Similarly, my nearest library was a section of books that the employees like. I don't care what's on it.

tim
22nd January 2004, 04:03 PM
I visited my local library to find books on the parnormal - both sides of the argument.
Books on the "pro" side - 15.
Books on the "anti" side - 0.
Sigh.

Thinking in CT
23rd January 2004, 08:40 AM
Originally posted by corplinx
I was upset that Battlefield Earth was on the "we recommend" rack at the video shop. Of course, it is marked that these are employee picks (as opposed to an endorsement by the video chain).

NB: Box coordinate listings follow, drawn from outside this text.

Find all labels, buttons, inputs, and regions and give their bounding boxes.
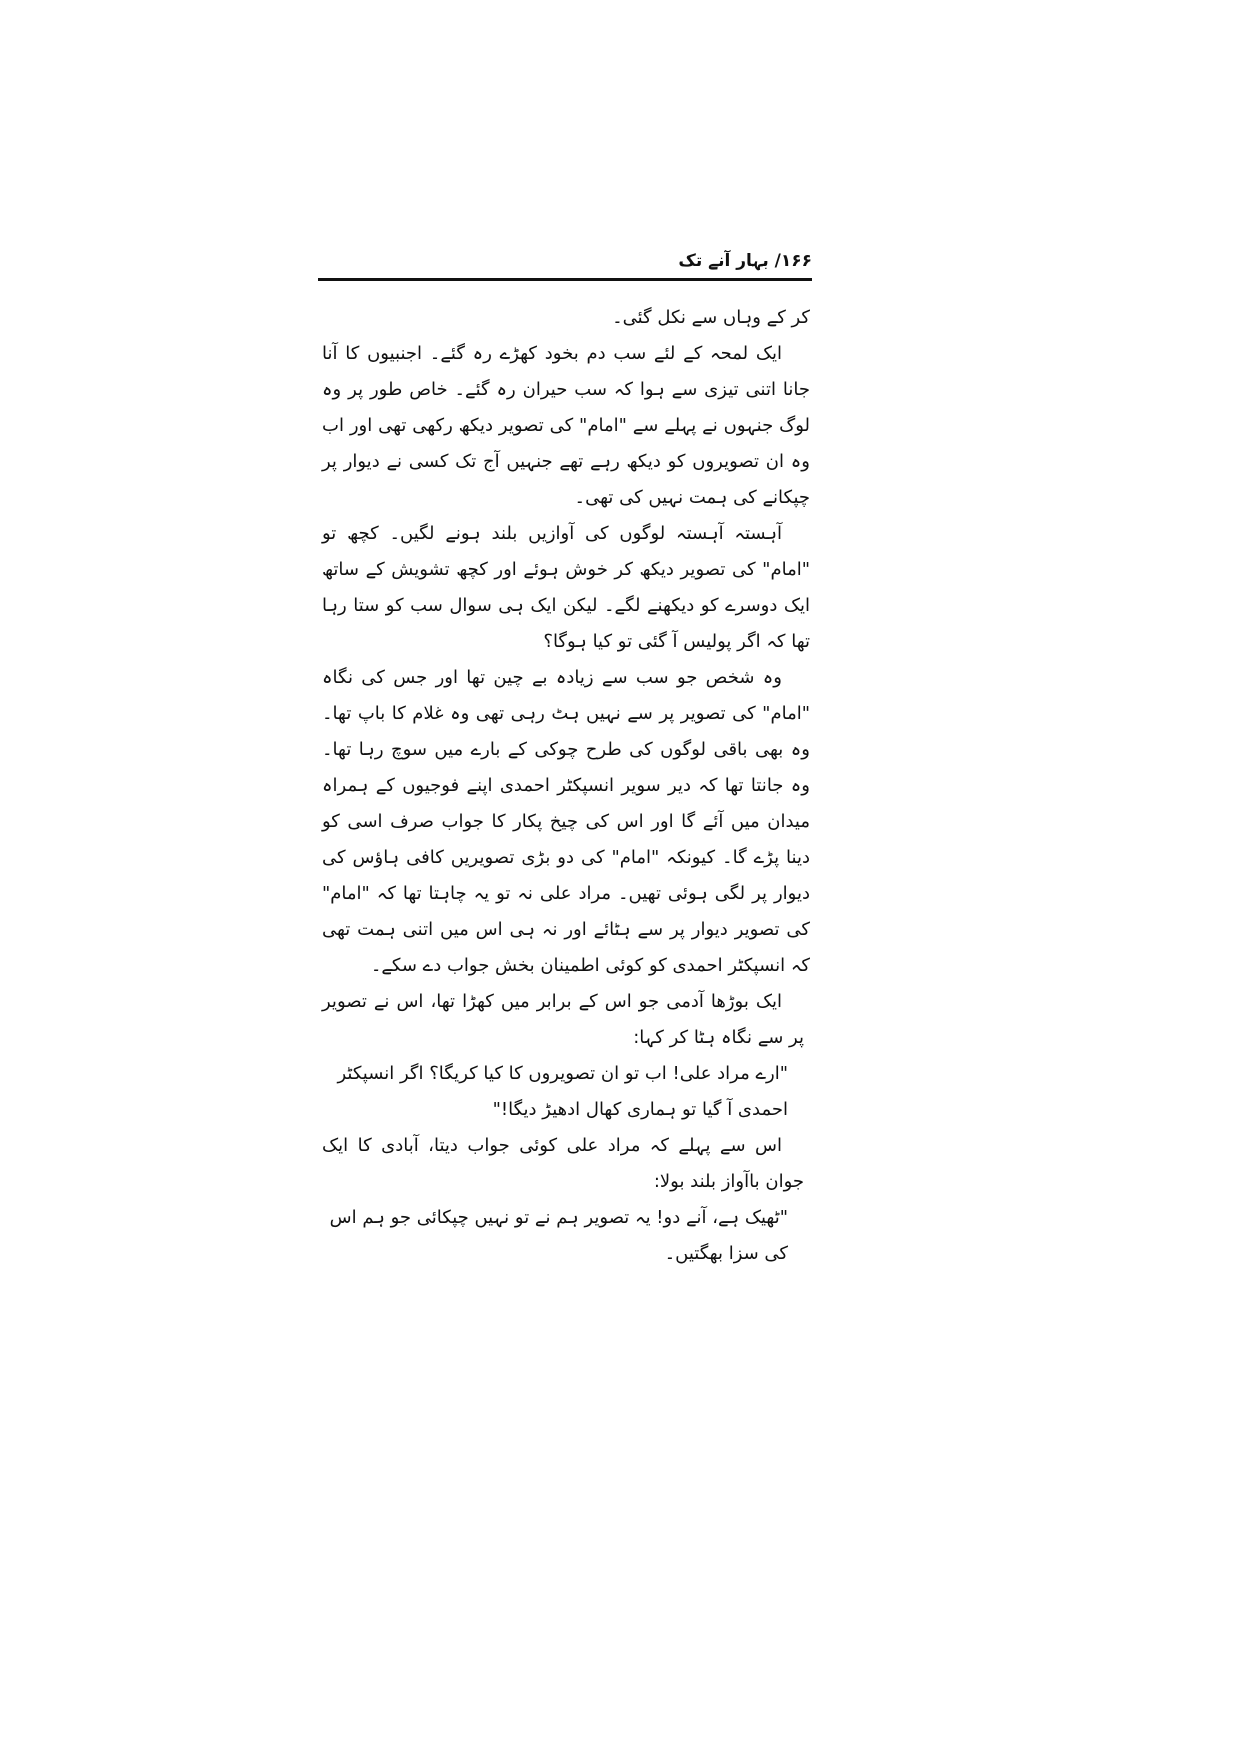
paragraph-dialogue-intro: اس سے پہلے کہ مراد علی کوئی جواب دیتا، آبادی کا ایک جوان باآواز بلند بولا:	[322, 1135, 804, 1192]
paragraph-dialogue-quote: "ٹھیک ہے، آنے دو! یہ تصویر ہم نے تو نہیں چپکائی جو ہم اس کی سزا بھگتیں۔	[329, 1207, 788, 1264]
paragraph: وہ شخص جو سب سے زیادہ بے چین تھا اور جس کی نگاہ "امام" کی تصویر پر سے نہیں ہٹ رہی تھی وہ غلام کا باپ تھا۔ وہ بھی باقی لوگوں کی طرح چوکی کے بارے میں سوچ رہا تھا۔ وہ جانتا تھا کہ دیر سویر انسپکٹر احمدی اپنے فوجیوں کے ہمراہ میدان میں آئے گا اور اس کی چیخ پکار کا جواب صرف اسی کو دینا پڑے گا۔ کیونکہ "امام" کی دو بڑی تصویریں کافی ہاؤس کی دیوار پر لگی ہوئی تھیں۔ مراد علی نہ تو یہ چاہتا تھا کہ "امام" کی تصویر دیوار پر سے ہٹائے اور نہ ہی اس میں اتنی ہمت تھی کہ انسپکٹر احمدی کو کوئی اطمینان بخش جواب دے سکے۔	[322, 667, 810, 976]
running-title: ۱۶۶/ بہار آنے تک	[678, 251, 812, 271]
paragraph: ایک لمحہ کے لئے سب دم بخود کھڑے رہ گئے۔ اجنبیوں کا آنا جانا اتنی تیزی سے ہوا کہ سب حیران رہ گئے۔ خاص طور پر وہ لوگ جنہوں نے پہلے سے "امام" کی تصویر دیکھ رکھی تھی اور اب وہ ان تصویروں کو دیکھ رہے تھے جنہیں آج تک کسی نے دیوار پر چپکانے کی ہمت نہیں کی تھی۔	[322, 343, 810, 508]
header-rule	[318, 278, 812, 281]
paragraph-continuation: کر کے وہاں سے نکل گئی۔	[612, 307, 810, 328]
paragraph-dialogue-quote: "ارے مراد علی! اب تو ان تصویروں کا کیا کریگا؟ اگر انسپکٹر احمدی آ گیا تو ہماری کھال ادھیڑ دیگا!"	[337, 1063, 788, 1120]
paragraph: آہستہ آہستہ لوگوں کی آوازیں بلند ہونے لگیں۔ کچھ تو "امام" کی تصویر دیکھ کر خوش ہوئے اور کچھ تشویش کے ساتھ ایک دوسرے کو دیکھنے لگے۔ لیکن ایک ہی سوال سب کو ستا رہا تھا کہ اگر پولیس آ گئی تو کیا ہوگا؟	[322, 523, 810, 652]
paragraph-dialogue-intro: ایک بوڑھا آدمی جو اس کے برابر میں کھڑا تھا، اس نے تصویر پر سے نگاہ ہٹا کر کہا:	[322, 991, 804, 1048]
running-header	[318, 246, 812, 276]
page-body-text	[322, 300, 810, 1272]
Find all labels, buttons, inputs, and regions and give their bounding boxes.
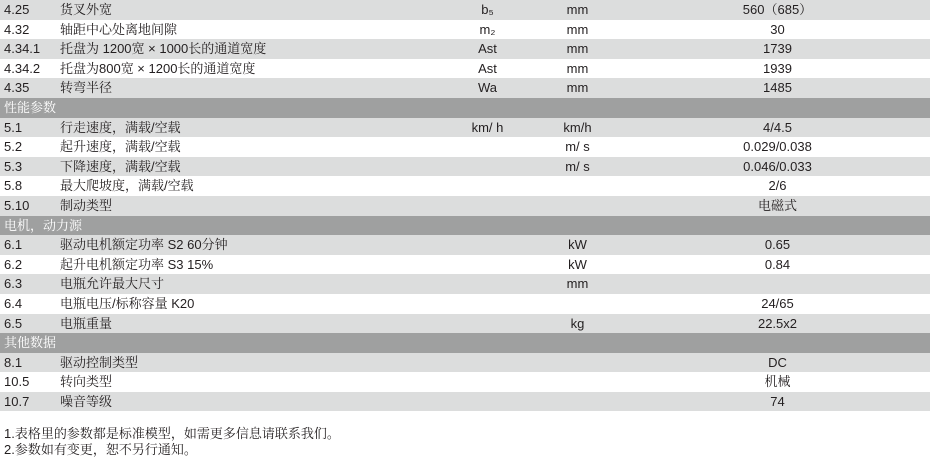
row-unit	[530, 392, 625, 412]
row-value: 22.5x2	[757, 315, 798, 331]
row-value: 0.84	[764, 256, 791, 272]
row-code: 4.35	[4, 80, 30, 96]
table-row	[0, 39, 930, 59]
row-value: 24/65	[761, 295, 794, 311]
row-unit: m/ s	[565, 139, 590, 155]
row-code: 6.3	[4, 276, 23, 292]
row-symbol	[440, 235, 535, 255]
row-code: 6.1	[4, 237, 23, 253]
row-unit: kW	[568, 237, 587, 253]
row-unit: kg	[570, 315, 585, 331]
row-name: 驱动控制类型	[60, 354, 139, 370]
row-symbol: Ast	[478, 41, 497, 57]
row-name: 转向类型	[60, 374, 113, 390]
row-symbol	[440, 392, 535, 412]
row-value	[630, 274, 925, 294]
row-symbol: m₂	[479, 21, 496, 37]
table-row	[0, 372, 930, 392]
row-code: 6.2	[4, 256, 23, 272]
row-symbol: Wa	[477, 80, 498, 96]
table-row	[0, 118, 930, 138]
table-row	[0, 274, 930, 294]
row-name: 托盘为 1200宽 × 1000长的通道宽度	[60, 41, 267, 57]
table-row	[0, 255, 930, 275]
table-row	[0, 235, 930, 255]
row-name: 制动类型	[60, 197, 113, 213]
footnote-1: 1.表格里的参数都是标准模型，如需更多信息请联系我们。	[4, 426, 340, 441]
row-name: 电瓶电压/标称容量 K20	[60, 295, 195, 311]
row-symbol	[440, 294, 535, 314]
row-symbol	[440, 372, 535, 392]
row-symbol	[440, 196, 535, 216]
row-name: 最大爬坡度，满载/空载	[60, 178, 194, 194]
row-name: 货叉外宽	[60, 2, 113, 17]
row-code: 5.1	[4, 119, 23, 135]
row-name: 驱动电机额定功率 S2 60分钟	[60, 237, 228, 253]
row-unit: km/h	[563, 119, 592, 135]
row-code: 6.5	[4, 315, 23, 331]
section-title: 其他数据	[4, 335, 57, 351]
section-title: 电机，动力源	[4, 217, 83, 233]
row-symbol: Ast	[478, 60, 497, 76]
row-value: 0.046/0.033	[743, 158, 812, 174]
table-row	[0, 59, 930, 79]
row-value: 0.65	[764, 237, 791, 253]
row-symbol	[440, 255, 535, 275]
row-value: 4/4.5	[763, 119, 792, 135]
section-header	[0, 98, 930, 118]
section-header	[0, 216, 930, 236]
row-code: 8.1	[4, 354, 23, 370]
row-unit: mm	[566, 276, 589, 292]
section-header	[0, 333, 930, 353]
row-code: 4.34.2	[4, 60, 41, 76]
table-row	[0, 20, 930, 40]
row-symbol: km/ h	[471, 119, 504, 135]
row-code: 5.2	[4, 139, 23, 155]
table-row	[0, 157, 930, 177]
row-code: 10.7	[4, 393, 30, 409]
table-row	[0, 392, 930, 412]
footnotes	[4, 426, 340, 458]
table-row	[0, 176, 930, 196]
row-code: 5.10	[4, 197, 30, 213]
row-value: 1939	[763, 60, 792, 76]
row-name: 行走速度，满载/空载	[60, 119, 181, 135]
row-name: 起升电机额定功率 S3 15%	[60, 256, 214, 272]
row-code: 4.25	[4, 2, 30, 17]
row-name: 噪音等级	[60, 393, 113, 409]
row-unit: mm	[566, 80, 589, 96]
row-code: 4.32	[4, 21, 30, 37]
row-unit	[530, 353, 625, 373]
row-unit	[530, 176, 625, 196]
table-row	[0, 78, 930, 98]
row-value: 电磁式	[757, 197, 797, 213]
row-unit	[530, 196, 625, 216]
row-name: 下降速度，满载/空载	[60, 158, 181, 174]
row-code: 4.34.1	[4, 41, 41, 57]
row-value: 1739	[763, 41, 792, 57]
table-row	[0, 0, 930, 20]
row-value: 0.029/0.038	[743, 139, 812, 155]
footnote-2: 2.参数如有变更，恕不另行通知。	[4, 442, 197, 457]
row-symbol	[440, 157, 535, 177]
table-row	[0, 196, 930, 216]
row-symbol	[440, 314, 535, 334]
row-value: 560（685）	[742, 2, 813, 17]
row-value: 2/6	[768, 178, 787, 194]
row-symbol	[440, 176, 535, 196]
table-row	[0, 353, 930, 373]
row-unit: m/ s	[565, 158, 590, 174]
row-code: 6.4	[4, 295, 23, 311]
row-name: 转弯半径	[60, 80, 113, 96]
row-unit: kW	[568, 256, 587, 272]
row-symbol	[440, 137, 535, 157]
row-unit: mm	[566, 41, 589, 57]
row-unit	[530, 294, 625, 314]
row-value: DC	[768, 354, 787, 370]
row-name: 轴距中心处离地间隙	[60, 21, 178, 37]
row-symbol	[440, 353, 535, 373]
row-symbol	[440, 274, 535, 294]
row-unit	[530, 372, 625, 392]
row-name: 托盘为800宽 × 1200长的通道宽度	[60, 60, 256, 76]
row-code: 10.5	[4, 374, 30, 390]
row-value: 74	[770, 393, 785, 409]
row-name: 电瓶重量	[60, 315, 113, 331]
row-code: 5.8	[4, 178, 23, 194]
row-code: 5.3	[4, 158, 23, 174]
row-value: 机械	[764, 374, 791, 390]
row-name: 电瓶允许最大尺寸	[60, 276, 165, 292]
table-row	[0, 314, 930, 334]
row-unit: mm	[566, 60, 589, 76]
table-row	[0, 294, 930, 314]
table-row	[0, 137, 930, 157]
row-unit: mm	[566, 21, 589, 37]
row-name: 起升速度，满载/空载	[60, 139, 181, 155]
row-unit: mm	[566, 2, 589, 17]
row-value: 30	[770, 21, 785, 37]
row-value: 1485	[763, 80, 792, 96]
section-title: 性能参数	[4, 99, 57, 115]
row-symbol: b₅	[481, 2, 494, 17]
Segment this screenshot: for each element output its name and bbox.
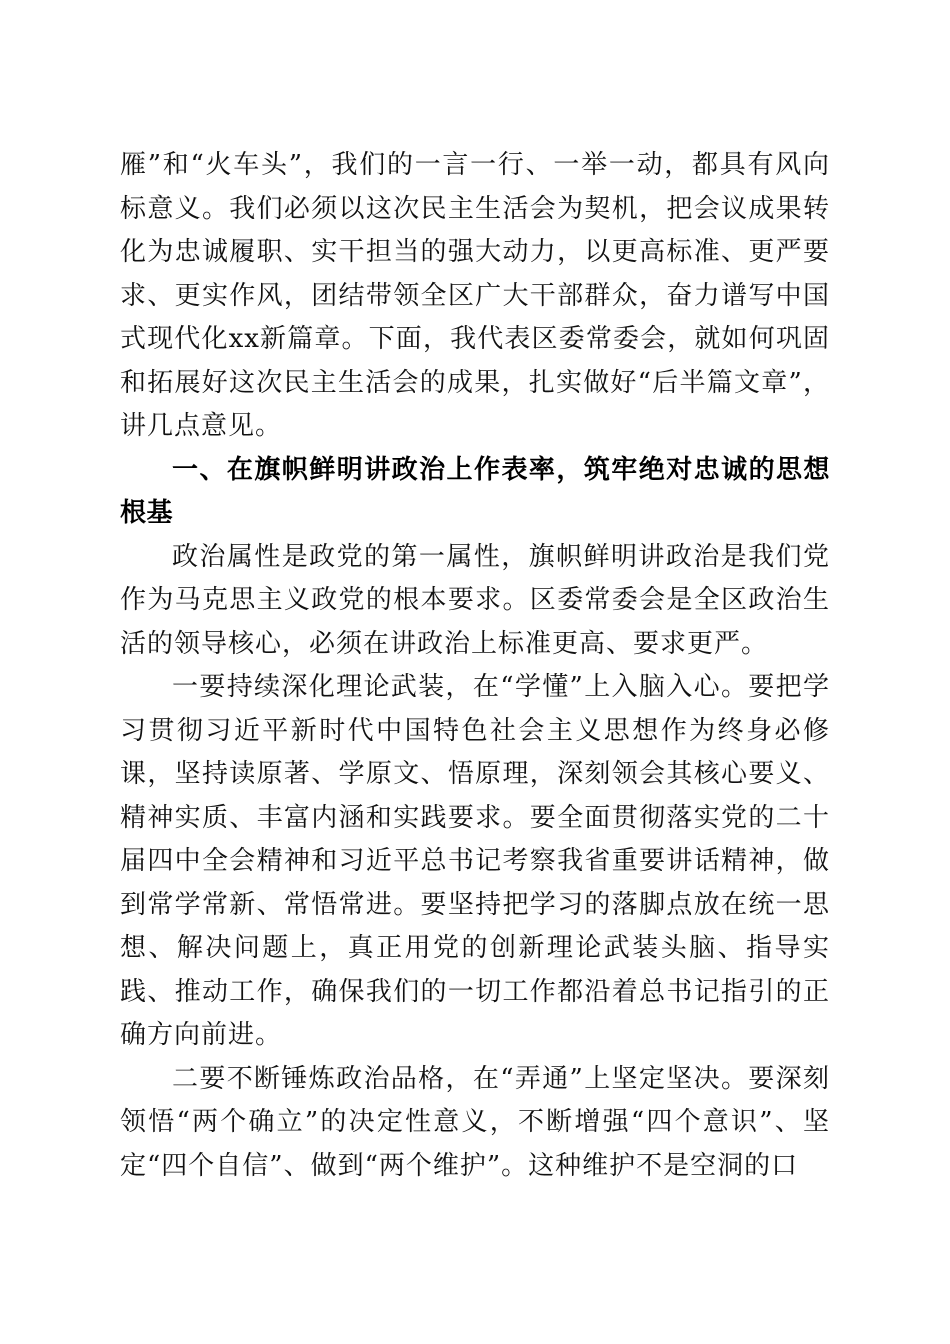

There is an entire movie-fan sub culture devoted to "Bad Movies" i.e. people who love to watch terrible films to that they can 'goof" on them. I'm sure that video rental people are aware of this (they stock a good collection of stinkers) and are probably devotees of the genre. "Battlefield Earth" is on every "worst movies of all time" list compiled since its release and is now an essential addition to all bad movie collections.